National FOIA Day, March 16. A day-long workshop at the Freedom Forum in DC on open governance. Details at the First Amendment Center website: http://www.firstamendmentcenter.org/

An Open FOIA Website?

The Center for Democracy and Technology, http://www.cdt.org/, which recently started a website that posts or links to reports of the independent Congressional Research Service, http://www.opencrs.com/, is shopping a new idea – an Open FOIA Website – which would index and link to information obtained through Freedom of Information requests and then posted, or made available, by the successful requesters.

It would be a FOIA cooperative, a way requesters to share records they’ve received that may have information valuable to many others. It might also be a way for reporters to make available to others data about other regions that they obtain through FOIA in doing local or regional stories.

CDT is just getting started, trying to get a sense of interest and support for their funding efforts. They took a similar approach in starting the CRS report website, which registered a million downloads in January.

The Intelligence Authorization Bill (S 1803)

Section 410 has been in and out of the Senate’s Intelligence Authorization Bill, but it’s back in – and it could greatly expand the closure of intelligence agency information under the rubric of “operational files.” The “operational file” exclusion from FOIA was initially granted the CIA, back in 1984, to cut down on time-consuming search resulting from FOIA requests the CIA said it was going to deny, anyway, because the information related to sources and methods of operation.

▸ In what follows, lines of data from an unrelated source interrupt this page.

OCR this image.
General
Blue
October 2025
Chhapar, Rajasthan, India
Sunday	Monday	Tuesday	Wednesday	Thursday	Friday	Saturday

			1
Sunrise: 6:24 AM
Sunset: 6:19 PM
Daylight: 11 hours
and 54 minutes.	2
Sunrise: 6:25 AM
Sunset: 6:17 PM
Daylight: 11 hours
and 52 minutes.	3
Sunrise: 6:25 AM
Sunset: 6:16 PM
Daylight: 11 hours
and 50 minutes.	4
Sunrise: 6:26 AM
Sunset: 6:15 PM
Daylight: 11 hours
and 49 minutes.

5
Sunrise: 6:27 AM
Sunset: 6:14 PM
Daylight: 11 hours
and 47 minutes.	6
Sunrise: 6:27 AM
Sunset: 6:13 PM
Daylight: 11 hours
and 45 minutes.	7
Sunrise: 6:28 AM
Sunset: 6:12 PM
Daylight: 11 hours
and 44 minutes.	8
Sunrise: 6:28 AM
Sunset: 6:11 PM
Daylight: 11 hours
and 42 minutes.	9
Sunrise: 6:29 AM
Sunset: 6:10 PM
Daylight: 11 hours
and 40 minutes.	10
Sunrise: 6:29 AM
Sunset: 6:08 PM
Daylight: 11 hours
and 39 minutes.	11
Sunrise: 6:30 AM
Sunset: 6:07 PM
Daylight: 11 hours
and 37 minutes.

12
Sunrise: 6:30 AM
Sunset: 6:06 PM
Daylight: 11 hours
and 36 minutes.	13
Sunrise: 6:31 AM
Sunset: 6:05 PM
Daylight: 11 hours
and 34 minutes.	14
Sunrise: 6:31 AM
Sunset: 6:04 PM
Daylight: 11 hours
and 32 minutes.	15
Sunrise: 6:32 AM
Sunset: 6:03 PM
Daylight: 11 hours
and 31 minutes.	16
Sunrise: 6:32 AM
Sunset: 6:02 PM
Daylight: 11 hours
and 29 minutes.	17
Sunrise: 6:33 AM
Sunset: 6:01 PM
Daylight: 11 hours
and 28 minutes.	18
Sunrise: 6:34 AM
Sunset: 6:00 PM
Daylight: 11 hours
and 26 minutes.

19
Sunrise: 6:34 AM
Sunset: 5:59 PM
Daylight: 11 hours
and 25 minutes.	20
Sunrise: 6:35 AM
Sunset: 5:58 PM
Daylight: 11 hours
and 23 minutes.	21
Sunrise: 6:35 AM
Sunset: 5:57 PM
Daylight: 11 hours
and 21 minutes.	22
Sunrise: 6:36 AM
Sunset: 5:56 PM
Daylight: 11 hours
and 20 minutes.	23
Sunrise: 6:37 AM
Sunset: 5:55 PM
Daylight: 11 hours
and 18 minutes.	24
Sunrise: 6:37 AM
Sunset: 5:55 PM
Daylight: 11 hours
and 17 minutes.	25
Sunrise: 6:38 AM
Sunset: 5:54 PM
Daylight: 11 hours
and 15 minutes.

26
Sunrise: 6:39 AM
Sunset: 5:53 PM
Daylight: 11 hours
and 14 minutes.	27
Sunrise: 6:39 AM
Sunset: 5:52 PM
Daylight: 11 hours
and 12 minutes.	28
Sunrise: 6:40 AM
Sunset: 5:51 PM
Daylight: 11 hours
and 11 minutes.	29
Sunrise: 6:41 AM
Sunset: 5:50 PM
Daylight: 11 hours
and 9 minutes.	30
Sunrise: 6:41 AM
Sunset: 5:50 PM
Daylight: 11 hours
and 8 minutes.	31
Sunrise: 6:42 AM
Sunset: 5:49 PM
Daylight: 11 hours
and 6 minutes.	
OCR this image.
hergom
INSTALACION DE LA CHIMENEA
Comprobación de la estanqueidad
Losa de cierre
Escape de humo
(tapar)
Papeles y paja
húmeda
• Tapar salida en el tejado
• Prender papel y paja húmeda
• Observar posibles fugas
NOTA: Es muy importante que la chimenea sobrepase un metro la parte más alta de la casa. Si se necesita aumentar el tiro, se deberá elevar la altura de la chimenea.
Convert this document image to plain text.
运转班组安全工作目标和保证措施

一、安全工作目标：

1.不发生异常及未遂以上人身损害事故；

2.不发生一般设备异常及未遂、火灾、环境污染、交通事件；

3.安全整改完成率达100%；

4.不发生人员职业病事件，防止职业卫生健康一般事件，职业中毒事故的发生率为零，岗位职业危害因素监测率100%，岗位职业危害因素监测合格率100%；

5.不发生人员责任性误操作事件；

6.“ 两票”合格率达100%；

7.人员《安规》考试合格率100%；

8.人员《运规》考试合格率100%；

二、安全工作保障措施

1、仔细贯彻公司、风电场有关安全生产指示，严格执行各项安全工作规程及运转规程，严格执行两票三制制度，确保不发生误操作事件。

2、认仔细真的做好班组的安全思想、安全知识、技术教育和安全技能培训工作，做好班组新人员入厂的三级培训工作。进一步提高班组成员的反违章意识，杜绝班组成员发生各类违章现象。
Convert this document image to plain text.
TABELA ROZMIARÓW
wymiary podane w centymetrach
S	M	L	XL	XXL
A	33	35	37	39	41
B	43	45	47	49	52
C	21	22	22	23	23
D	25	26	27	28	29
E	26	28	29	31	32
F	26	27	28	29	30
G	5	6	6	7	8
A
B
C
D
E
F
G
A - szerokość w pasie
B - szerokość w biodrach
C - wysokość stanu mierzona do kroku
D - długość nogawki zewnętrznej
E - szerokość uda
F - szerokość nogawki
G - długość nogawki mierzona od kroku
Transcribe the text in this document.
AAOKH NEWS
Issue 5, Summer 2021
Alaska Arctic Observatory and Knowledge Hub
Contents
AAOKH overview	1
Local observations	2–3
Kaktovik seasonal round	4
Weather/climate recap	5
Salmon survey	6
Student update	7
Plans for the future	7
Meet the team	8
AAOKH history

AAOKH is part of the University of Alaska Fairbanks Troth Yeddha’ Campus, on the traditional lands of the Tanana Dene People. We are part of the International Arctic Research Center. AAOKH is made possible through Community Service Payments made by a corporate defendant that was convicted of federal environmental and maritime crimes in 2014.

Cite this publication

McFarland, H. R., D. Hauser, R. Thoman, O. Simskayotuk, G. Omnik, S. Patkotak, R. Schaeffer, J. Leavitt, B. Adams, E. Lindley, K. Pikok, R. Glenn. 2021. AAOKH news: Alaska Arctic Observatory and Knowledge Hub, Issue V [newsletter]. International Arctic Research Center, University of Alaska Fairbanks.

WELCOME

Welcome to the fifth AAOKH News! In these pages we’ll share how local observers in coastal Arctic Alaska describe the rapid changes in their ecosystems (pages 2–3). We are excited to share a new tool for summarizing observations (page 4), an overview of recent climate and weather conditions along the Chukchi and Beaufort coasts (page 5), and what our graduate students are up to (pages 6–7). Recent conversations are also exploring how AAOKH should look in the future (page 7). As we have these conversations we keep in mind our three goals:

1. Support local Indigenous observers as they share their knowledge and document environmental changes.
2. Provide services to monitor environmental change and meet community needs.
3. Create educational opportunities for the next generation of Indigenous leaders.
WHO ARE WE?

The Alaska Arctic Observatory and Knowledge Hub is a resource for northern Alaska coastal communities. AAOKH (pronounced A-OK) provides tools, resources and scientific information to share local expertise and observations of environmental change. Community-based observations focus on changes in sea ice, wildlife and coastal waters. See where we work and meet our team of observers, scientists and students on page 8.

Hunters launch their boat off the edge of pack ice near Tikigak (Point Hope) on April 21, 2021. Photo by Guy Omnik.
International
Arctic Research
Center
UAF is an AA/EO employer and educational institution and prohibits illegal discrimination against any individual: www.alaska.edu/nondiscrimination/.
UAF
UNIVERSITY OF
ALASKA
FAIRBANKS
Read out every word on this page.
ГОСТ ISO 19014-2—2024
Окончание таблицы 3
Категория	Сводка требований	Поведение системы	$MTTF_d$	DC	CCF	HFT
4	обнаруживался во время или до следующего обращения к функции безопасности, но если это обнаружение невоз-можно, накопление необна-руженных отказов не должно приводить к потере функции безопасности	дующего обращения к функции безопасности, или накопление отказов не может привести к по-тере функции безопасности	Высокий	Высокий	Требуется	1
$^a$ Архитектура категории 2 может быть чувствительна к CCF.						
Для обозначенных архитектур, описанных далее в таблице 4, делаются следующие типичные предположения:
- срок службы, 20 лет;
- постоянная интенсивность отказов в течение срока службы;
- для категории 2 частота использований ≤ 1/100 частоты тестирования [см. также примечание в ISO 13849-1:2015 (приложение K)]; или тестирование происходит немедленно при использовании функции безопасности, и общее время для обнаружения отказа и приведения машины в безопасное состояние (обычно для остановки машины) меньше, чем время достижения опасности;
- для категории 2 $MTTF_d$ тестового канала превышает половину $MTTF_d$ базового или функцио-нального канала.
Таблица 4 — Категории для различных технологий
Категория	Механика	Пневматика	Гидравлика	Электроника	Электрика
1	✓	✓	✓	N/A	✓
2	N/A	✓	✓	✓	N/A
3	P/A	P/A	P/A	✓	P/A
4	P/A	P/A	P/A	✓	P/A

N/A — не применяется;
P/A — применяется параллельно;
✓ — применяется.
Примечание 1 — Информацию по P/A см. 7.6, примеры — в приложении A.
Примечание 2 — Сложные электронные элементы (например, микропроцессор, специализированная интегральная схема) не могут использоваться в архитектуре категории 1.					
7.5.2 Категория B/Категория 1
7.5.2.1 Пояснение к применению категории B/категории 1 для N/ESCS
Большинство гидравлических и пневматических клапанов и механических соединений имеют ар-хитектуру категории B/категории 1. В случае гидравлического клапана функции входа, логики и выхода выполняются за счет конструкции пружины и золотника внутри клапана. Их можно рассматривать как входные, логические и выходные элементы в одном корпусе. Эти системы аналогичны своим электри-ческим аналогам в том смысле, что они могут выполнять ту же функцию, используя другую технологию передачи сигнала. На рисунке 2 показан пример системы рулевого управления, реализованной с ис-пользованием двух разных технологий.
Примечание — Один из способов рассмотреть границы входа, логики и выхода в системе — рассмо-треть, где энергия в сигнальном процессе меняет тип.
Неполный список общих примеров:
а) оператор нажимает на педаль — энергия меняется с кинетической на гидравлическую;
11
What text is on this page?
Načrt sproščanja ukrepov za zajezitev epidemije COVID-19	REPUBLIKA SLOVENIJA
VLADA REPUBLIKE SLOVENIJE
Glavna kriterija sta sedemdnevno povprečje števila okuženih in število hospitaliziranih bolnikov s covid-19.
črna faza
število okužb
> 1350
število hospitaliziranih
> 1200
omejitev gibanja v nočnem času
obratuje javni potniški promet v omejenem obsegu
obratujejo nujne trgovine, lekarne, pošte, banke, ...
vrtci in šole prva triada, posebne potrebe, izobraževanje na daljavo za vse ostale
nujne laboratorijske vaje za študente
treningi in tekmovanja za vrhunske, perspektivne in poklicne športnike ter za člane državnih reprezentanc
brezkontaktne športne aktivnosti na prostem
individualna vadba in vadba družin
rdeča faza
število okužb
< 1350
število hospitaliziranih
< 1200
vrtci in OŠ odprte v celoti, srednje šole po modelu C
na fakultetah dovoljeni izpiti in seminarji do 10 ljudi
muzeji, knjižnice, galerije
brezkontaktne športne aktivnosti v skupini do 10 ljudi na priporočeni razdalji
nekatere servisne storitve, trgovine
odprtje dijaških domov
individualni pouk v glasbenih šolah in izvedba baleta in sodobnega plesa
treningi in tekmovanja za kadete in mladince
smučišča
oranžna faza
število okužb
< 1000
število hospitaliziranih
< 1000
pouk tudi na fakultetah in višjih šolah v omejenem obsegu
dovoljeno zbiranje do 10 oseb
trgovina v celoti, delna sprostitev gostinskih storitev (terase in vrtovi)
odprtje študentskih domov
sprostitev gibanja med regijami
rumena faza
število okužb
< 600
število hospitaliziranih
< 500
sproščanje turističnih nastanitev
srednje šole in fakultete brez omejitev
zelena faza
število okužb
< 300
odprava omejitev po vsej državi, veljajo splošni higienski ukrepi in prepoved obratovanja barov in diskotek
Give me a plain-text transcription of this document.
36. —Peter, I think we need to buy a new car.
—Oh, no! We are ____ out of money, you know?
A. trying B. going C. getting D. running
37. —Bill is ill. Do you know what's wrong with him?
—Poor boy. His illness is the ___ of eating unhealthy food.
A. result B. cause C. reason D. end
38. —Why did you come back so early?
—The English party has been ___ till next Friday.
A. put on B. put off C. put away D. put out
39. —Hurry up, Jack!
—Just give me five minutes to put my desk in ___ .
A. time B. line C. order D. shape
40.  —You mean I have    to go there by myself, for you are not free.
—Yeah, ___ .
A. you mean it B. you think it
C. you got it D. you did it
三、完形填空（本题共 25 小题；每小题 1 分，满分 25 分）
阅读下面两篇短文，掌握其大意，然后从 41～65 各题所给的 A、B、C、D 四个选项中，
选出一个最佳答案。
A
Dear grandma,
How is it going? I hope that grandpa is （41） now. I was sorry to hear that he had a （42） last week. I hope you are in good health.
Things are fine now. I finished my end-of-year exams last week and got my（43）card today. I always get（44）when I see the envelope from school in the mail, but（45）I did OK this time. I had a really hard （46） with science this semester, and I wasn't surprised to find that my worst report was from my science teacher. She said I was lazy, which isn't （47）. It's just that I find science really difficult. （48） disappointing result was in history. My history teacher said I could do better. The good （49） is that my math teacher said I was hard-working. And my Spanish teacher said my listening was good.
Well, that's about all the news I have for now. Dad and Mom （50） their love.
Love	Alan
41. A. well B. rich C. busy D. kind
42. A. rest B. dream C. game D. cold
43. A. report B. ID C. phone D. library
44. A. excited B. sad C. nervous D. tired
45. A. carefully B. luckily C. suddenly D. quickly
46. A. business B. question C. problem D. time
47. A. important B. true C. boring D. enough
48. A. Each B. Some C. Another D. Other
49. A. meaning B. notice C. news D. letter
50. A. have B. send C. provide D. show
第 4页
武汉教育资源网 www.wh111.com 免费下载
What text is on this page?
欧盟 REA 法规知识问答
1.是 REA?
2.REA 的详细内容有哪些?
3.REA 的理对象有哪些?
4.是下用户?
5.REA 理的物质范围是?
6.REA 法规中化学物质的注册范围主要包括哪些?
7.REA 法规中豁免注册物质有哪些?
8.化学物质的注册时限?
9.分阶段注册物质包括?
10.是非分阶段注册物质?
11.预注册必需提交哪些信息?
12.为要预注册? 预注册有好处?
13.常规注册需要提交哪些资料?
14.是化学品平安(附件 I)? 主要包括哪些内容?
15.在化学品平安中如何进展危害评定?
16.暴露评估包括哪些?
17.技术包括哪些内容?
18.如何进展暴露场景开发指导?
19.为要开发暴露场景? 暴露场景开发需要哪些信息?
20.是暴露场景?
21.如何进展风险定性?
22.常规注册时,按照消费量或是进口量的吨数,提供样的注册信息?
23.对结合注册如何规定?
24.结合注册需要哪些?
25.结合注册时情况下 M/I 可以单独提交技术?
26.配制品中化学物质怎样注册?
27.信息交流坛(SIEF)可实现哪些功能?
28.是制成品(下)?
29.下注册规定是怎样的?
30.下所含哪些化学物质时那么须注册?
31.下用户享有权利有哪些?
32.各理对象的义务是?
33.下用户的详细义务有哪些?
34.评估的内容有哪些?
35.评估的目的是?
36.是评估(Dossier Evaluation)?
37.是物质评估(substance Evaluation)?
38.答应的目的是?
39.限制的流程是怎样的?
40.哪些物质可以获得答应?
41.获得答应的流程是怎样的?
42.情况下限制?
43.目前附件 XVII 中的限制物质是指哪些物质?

Since then, the National Geo-spatial Intelligence Agency, the National Security Agency, the National Reconnaissance Office, and last month the Defense Intelligence Agency, have been granted similar authority to exclude operational files from FOIA search and review. Congress doesn’t even bother to hold a hearing anymore, and buries the provisions deep in broad authorization bills no one wants to monkey with by the time they get to the floor.

And along the way, the intelligence agencies have learned to use the exclusion to lose a lot of records by putting records indexes among the Op File. That means the indexes don’t get searched when a request comes in and so no record is found.

Section 410 is written in a way that could extend the operational files

exclusion to all records of the new Director of National Intelligence.

The Sunshine in Government Initiative is drafting a letter to Congress and is seeking to meeting with key committee people in opposition to the exclusion. Some solid reporting and strong editorials would help.

OPEN Government Act

The FOIA’s 40th birthday is coming up in July, but it will surely be the same old act that is celebrated. The President’s mid-December Executive Order has stopped the limited momentum for legislative reform. The order calls for each department and agency to develop improvement plans by mid-June and directs the attorney general, using that information, to issue a report and recommendations four months later. That, plus a crowded calendar and the pending fall election campaigns, prompts a wait-and-see-what-the-order-brings response when you bring up the OPEN Government Act on the Hill.

There seems to be a holding pattern on the cameras-in-courtroom and reporter’s shield bills as well. Meanwhile, a half dozen states are looking at shield bills as well and passage seems probable in several, particularly Washington where the attorney general initiated the legislation.